Salute e Benessere

Rigenerare un arto dopo l’amputazione? oggi si può

Per la prima volta la medicina rigenerativa è riuscita a stimolare la rigenerazione di un intero arto dopo amputazione; questo il risultato strabiliante ottenuto sulla rana Xenopus laevis.

Il modello

Lo studio* è stato effettuato applicando al moncone della zampa amputata un piccolo bioreattore corredato da un mix di cinque diversi farmaci.

Questo dispositivo indossabile, chiamato BioDome, contiene al suo interno un gel che, grazie all’azione combinata dei farmaci in esso collocati, va nel contempo a ridurre gli stati infiammatori, inibendo poi non solo la produzione di collagene, sostanza alla base del processo di cicatrizzazione, ma anche stimolando la crescita di vasi sanguigni, fibre nervose, neuroni e fibre muscolari.

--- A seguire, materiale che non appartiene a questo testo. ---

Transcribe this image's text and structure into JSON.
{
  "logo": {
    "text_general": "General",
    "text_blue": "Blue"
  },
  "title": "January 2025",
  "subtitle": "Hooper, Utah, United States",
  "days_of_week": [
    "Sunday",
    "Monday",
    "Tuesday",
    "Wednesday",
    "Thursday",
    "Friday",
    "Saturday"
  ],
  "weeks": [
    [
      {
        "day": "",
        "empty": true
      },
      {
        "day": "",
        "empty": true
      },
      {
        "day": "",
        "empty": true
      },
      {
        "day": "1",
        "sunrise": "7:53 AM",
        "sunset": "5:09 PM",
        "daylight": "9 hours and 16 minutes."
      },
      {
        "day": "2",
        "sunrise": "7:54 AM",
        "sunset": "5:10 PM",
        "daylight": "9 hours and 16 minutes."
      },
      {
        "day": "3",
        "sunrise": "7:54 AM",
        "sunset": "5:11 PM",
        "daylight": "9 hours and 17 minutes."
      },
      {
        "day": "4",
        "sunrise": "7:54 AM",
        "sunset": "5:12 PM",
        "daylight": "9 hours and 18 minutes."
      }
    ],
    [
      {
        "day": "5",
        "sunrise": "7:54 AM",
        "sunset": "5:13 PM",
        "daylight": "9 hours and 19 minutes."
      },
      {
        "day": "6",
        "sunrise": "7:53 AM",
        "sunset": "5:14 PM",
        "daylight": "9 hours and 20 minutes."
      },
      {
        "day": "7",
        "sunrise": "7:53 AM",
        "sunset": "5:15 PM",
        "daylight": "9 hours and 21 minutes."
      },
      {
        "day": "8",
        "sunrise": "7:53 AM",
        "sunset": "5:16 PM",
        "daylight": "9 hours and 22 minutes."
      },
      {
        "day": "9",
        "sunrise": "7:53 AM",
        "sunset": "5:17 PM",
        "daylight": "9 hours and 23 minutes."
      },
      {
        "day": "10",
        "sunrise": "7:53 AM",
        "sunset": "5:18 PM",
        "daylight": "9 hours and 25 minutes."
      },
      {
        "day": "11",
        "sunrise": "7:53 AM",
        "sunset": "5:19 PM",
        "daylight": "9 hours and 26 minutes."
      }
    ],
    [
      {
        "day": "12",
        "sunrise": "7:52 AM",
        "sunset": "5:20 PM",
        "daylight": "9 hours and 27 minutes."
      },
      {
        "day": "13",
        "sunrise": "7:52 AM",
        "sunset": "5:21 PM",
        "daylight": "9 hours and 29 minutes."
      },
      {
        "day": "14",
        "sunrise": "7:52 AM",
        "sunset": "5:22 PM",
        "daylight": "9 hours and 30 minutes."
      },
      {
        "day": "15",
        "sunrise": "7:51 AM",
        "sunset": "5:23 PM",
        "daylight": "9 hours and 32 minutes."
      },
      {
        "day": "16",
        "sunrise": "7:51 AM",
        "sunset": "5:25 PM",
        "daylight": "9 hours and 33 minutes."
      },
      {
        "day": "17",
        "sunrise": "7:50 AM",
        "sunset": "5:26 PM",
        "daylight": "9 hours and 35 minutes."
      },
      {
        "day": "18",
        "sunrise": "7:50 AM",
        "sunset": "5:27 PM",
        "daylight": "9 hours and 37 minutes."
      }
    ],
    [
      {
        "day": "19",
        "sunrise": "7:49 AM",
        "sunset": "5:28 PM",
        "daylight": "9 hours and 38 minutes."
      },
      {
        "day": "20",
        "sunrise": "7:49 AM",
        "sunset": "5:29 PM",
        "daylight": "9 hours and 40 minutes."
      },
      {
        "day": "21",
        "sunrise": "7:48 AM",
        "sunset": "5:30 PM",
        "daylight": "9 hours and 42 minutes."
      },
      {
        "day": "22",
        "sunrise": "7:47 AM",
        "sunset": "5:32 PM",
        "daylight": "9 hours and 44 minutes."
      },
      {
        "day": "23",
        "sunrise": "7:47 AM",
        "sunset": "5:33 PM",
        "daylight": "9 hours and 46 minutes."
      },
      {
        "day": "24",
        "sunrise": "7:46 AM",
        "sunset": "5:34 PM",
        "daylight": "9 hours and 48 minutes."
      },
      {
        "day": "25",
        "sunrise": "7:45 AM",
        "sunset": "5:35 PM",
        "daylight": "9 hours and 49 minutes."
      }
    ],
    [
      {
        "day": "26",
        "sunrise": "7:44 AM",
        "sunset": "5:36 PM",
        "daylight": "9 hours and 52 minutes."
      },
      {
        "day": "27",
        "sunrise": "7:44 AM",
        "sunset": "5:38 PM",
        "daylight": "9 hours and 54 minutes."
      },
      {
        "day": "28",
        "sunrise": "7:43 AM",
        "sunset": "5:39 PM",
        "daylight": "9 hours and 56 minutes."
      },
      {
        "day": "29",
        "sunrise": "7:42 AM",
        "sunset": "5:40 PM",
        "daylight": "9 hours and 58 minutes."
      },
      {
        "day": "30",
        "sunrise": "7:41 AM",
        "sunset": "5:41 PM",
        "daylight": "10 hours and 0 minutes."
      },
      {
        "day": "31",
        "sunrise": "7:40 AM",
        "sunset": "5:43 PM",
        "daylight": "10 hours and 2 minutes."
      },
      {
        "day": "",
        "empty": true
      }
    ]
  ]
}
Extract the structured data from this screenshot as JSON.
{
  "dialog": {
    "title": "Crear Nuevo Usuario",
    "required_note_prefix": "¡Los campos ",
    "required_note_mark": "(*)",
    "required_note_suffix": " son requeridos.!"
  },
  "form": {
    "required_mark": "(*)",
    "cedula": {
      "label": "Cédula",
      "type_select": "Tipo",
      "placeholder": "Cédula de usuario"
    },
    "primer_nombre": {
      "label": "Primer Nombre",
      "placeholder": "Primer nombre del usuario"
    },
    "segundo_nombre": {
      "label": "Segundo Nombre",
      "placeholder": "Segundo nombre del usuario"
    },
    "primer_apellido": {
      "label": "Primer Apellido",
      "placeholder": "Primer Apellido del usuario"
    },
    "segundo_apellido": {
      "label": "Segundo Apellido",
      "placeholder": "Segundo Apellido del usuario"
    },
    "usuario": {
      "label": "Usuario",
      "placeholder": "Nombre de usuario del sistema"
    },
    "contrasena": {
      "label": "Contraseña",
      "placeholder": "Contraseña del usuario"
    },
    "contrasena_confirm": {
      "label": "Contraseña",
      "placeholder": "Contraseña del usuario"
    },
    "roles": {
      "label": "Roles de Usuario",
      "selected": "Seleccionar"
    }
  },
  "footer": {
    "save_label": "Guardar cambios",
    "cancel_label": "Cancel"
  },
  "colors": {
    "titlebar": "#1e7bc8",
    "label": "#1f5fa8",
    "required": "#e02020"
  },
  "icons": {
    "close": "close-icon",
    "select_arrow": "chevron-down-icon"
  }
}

Questa azione combinata ha evidenziato la ricrescita, in un periodo di circa 18 mesi, di un nuovo arto del tutto simile a quello perso, anatomicamente e funzionalmente analogo all’originale; la zampa rigenerata, infatti, nonostante alcune “imperfezioni” (come la mancanza di struttura ossea nelle dita) veniva normalmente usata dall’animale nel movimento e nel nuoto e presentava le normali reazioni agli stimoli.

Capacità dormienti

I risultati di questo studio pongono gli scienziati davanti ad una possibilità sbalorditiva.

Data la relativa “semplicità” con cui l’esposizione ad un cocktail di farmaci ha portato alla rigenerazione di un intero arto, la teoria dei ricercatori è che l’applicazione del BioDome e del suo contenuto vada a risvegliare delle proprietà rigenerative proprie della rana al momento silenti.

Prospettive

Questo enorme risultato, nonostante la sua portata, rappresenta solo un punto di partenza.

Infatti, da questo cocktail di partenza, valutando combinazioni di fattori di crescita e varie sostanze, si punta ora all’ottenimento di arti sempre più funzionali e anatomicamente completi.

In parallelo, studi più approfonditi saranno svolti per verificare se effettivamente già nel DNA degli organismi analizzati siano presenti meccanismi silenti di rigenerazione tissutale e, una volta individuati, comprenderne le sfaccettature.

Obiettivo ultimo l’applicazione a specie più complesse, fino ad arrivare ai grandi mammiferi e, ovviamente, all’uomo.